Indígenas Kaingang que vivem em Passo Fundo/RS, ocuparam as ruas em mobilização ontem, quarta-feira, dia 3 de fevereiro, para denunciar o crime de racismo que, segundo os Kaingang, é recorrente. Nos grupos de WhatsApp os indígenas mencionaram que se sentiram ofendidos e discriminados a partir da última ocorrência envolvendo Sérgio da Rosa, Kaingang da aldeia Goj Nhur, em um mercado da rede Zaffari, mas que o caso envolvendo Sérgio não é único e se confirma a partir de vários comentários que foram postados no facebook da rádio Uirapuru após o ato de rua desta quarta-feira.

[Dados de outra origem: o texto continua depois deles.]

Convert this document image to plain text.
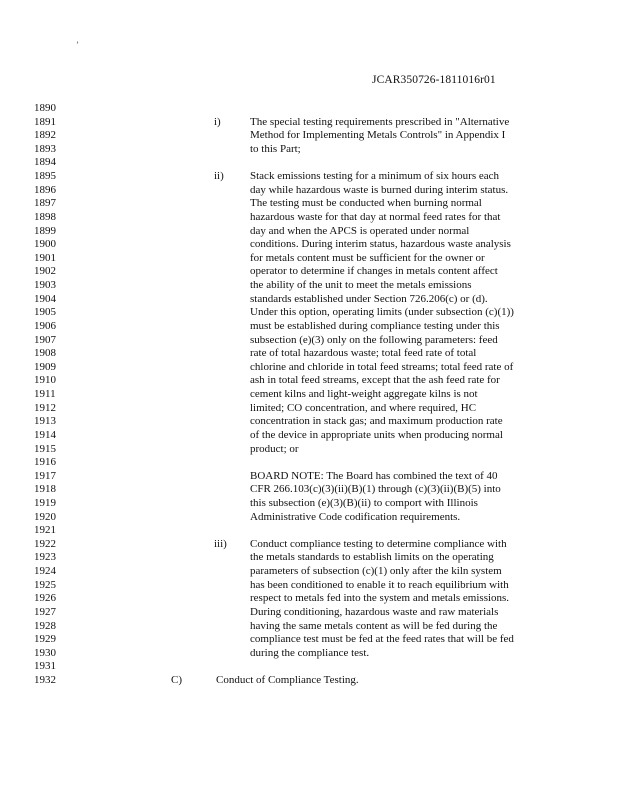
’
JCAR350726-1811016r01
1890
1891	i)	The special testing requirements prescribed in "Alternative
1892	Method for Implementing Metals Controls" in Appendix I
1893	to this Part;
1894
1895	ii) Stack emissions testing for a minimum of six hours each
1896	day while hazardous waste is burned during interim status.
1897	The testing must be conducted when burning normal
1898	hazardous waste for that day at normal feed rates for that
1899	day and when the APCS is operated under normal
1900	conditions. During interim status, hazardous waste analysis
1901	for metals content must be sufficient for the owner or
1902	operator to determine if changes in metals content affect
1903	the ability of the unit to meet the metals emissions
1904	standards established under Section 726.206(c) or (d).
1905	Under this option, operating limits (under subsection (c)(1))
1906	must be established during compliance testing under this
1907	subsection (e)(3) only on the following parameters: feed
1908	rate of total hazardous waste; total feed rate of total
1909	chlorine and chloride in total feed streams; total feed rate of
1910	ash in total feed streams, except that the ash feed rate for
1911	cement kilns and light-weight aggregate kilns is not
1912	limited; CO concentration, and where required, HC
1913	concentration in stack gas; and maximum production rate
1914	of the device in appropriate units when producing normal
1915	product; or
1916
1917	BOARD NOTE: The Board has combined the text of 40
1918	CFR 266.103(c)(3)(ii)(B)(1) through (c)(3)(ii)(B)(5) into
1919	this subsection (e)(3)(B)(ii) to comport with Illinois
1920	Administrative Code codification requirements.
1921
1922	iii) Conduct compliance testing to determine compliance with
1923	the metals standards to establish limits on the operating
1924	parameters of subsection (c)(1) only after the kiln system
1925	has been conditioned to enable it to reach equilibrium with
1926	respect to metals fed into the system and metals emissions.
1927	During conditioning, hazardous waste and raw materials
1928	having the same metals content as will be fed during the
1929	compliance test must be fed at the feed rates that will be fed
1930	during the compliance test.
1931
1932	C)	Conduct of Compliance Testing.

Em entrevista ao Portal Desacato, Sérgio da Rosa, trabalhador da Secretaria Especial de Saúde indígena –SESAI, polo base de Passo Fundo/RS, disse que a situação vivenciada por ele no mercado Zaffari, na terça-feira, deixou a comunidade indignada. “Aconteceu na terça-feira, por volta das 8h30 da manhã. Eu moro aqui em Passo Fundo faz dois anos. Todos os dias frequento o mercado, temos vale alimentação que gastamos ali. Eu saí de casa um pouco atrasado, entrei rápido no mercado e fui direto para o setor de limpeza para pegar creme dental. Me abaixei para pegar e o segurança achou que eu estava escondendo algo. Veio correndo para o meu lado e disse: ‘Na minha frente tu vai fazer isso’! Aí eu disse: ‘Mas o que foi senhor?’ E ele respondeu: ‘Não, não! Tu não vai fazer isso, vi que escondeu, levanta a camisa que eu vi que escondeu alguma coisa'”.

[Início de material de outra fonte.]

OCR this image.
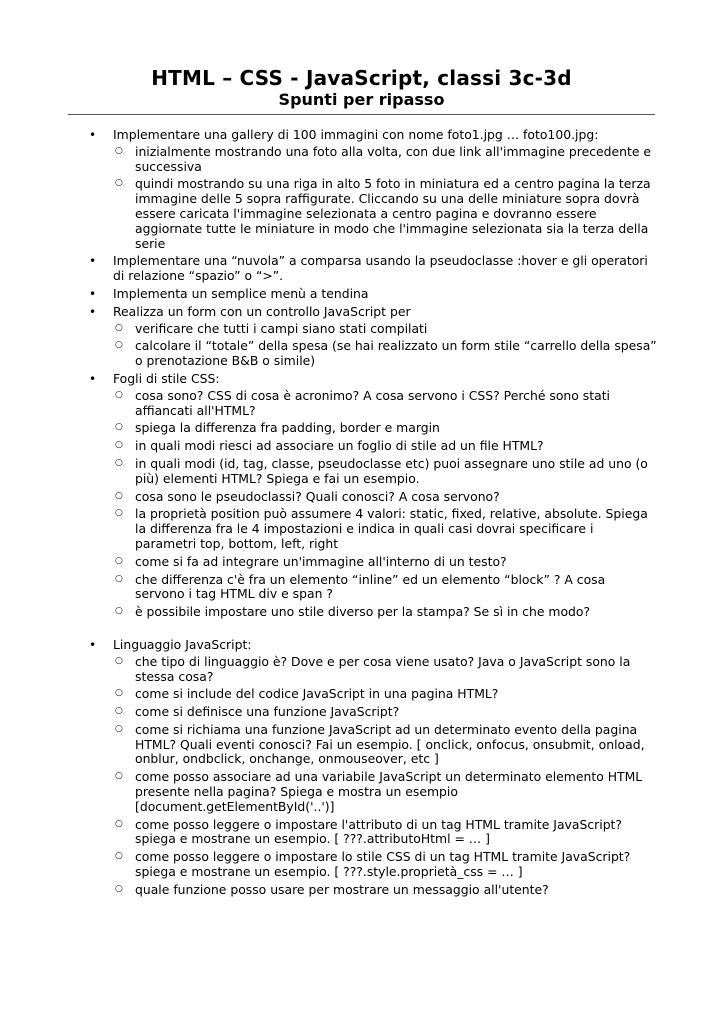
HTML – CSS - JavaScript, classi 3c-3d
Spunti per ripasso
• Implementare una gallery di 100 immagini con nome foto1.jpg … foto100.jpg:
○ inizialmente mostrando una foto alla volta, con due link all'immagine precedente e successiva
○ quindi mostrando su una riga in alto 5 foto in miniatura ed a centro pagina la terza immagine delle 5 sopra raffigurate. Cliccando su una delle miniature sopra dovrà essere caricata l'immagine selezionata a centro pagina e dovranno essere aggiornate tutte le miniature in modo che l'immagine selezionata sia la terza della serie
• Implementare una “nuvola” a comparsa usando la pseudoclasse :hover e gli operatori di relazione “spazio” o “>”.
• Implementa un semplice menù a tendina
• Realizza un form con un controllo JavaScript per
○ verificare che tutti i campi siano stati compilati
○ calcolare il “totale” della spesa (se hai realizzato un form stile “carrello della spesa” o prenotazione B&B o simile)
• Fogli di stile CSS:
○ cosa sono? CSS di cosa è acronimo? A cosa servono i CSS? Perché sono stati affiancati all'HTML?
○ spiega la differenza fra padding, border e margin
○ in quali modi riesci ad associare un foglio di stile ad un file HTML?
○ in quali modi (id, tag, classe, pseudoclasse etc) puoi assegnare uno stile ad uno (o più) elementi HTML? Spiega e fai un esempio.
○ cosa sono le pseudoclassi? Quali conosci? A cosa servono?
○ la proprietà position può assumere 4 valori: static, fixed, relative, absolute. Spiega la differenza fra le 4 impostazioni e indica in quali casi dovrai specificare i parametri top, bottom, left, right
○ come si fa ad integrare un'immagine all'interno di un testo?
○ che differenza c'è fra un elemento “inline” ed un elemento “block” ? A cosa servono i tag HTML div e span ?
○ è possibile impostare uno stile diverso per la stampa? Se sì in che modo?
• Linguaggio JavaScript:
○ che tipo di linguaggio è? Dove e per cosa viene usato? Java o JavaScript sono la stessa cosa?
○ come si include del codice JavaScript in una pagina HTML?
○ come si definisce una funzione JavaScript?
○ come si richiama una funzione JavaScript ad un determinato evento della pagina HTML? Quali eventi conosci? Fai un esempio. [ onclick, onfocus, onsubmit, onload, onblur, ondbclick, onchange, onmouseover, etc ]
○ come posso associare ad una variabile JavaScript un determinato elemento HTML presente nella pagina? Spiega e mostra un esempio [document.getElementById('..')]
○ come posso leggere o impostare l'attributo di un tag HTML tramite JavaScript? spiega e mostrane un esempio. [ ???.attributoHtml = … ]
○ come posso leggere o impostare lo stile CSS di un tag HTML tramite JavaScript? spiega e mostrane un esempio. [ ???.style.proprietà_css = … ]
○ quale funzione posso usare per mostrare un messaggio all'utente?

Sérgio disse que foi acusado de furtar itens do mercado. “O gerente veio alterado e disse: ‘Seus vagabundos, eu vi que vocês vêm roubar as coisas dentro do mercado’. Mesmo eu tendo falado para ele que carregava o meu cartão. Ele seguiu falando: ‘Não me interessa, vocês indígenas são iguais, nenhum de vocês trabalha. Quero que você se retire do mercado se não vou tomar providências’. Ele me deu um coice nas pernas e foi me empurrando dizendo: ‘Bugre, essa raça que não vale nada””.
Segundo Sérgio, ao ser expulso do mercado onde costuma fazer compras todos os dias, inclusive de itens para o café da manhã, já que trabalha na Sesai que se localiza próximo do mercado Zaffari, ele chamou a polícia para registrar a ocorrência. “Na mesma hora liguei para o meu chefe e liguei para a polícia. Fiquei aguardando na frente do mercado. Liguei para um advogado indígena também, o doutor Júlio, para me acompanhar nessa ação. Não é a primeira vez que acontece. Com as nossas crianças que volta e meia vão comprar no mercado, eles não deixam entrar, ou se entra não vai lá atrás escolher o que querem”.
Mobilização e denúncia
Na quarta-feira, dia 3 de fevereiro, as lideranças kaingang da aldeia Goj Nhur realizaram uma mobilização em frente à sede do mercado da rede Zaffari, como forma de denúncia ao crime de racismo. O cacique Jocemar Mariano disse que a comunidade está indignada e seguirá denunciando essas condutas. “Não podemos calar. Passo Fundo é uma cidade racista, fascista e a gente vêm sofrendo preconceito a cada dia. Nossa luta é grande, temos construído uma luta histórica aqui, tentando conquistar respeito de uma sociedade que não quer nada com os povos indígenas”, disse.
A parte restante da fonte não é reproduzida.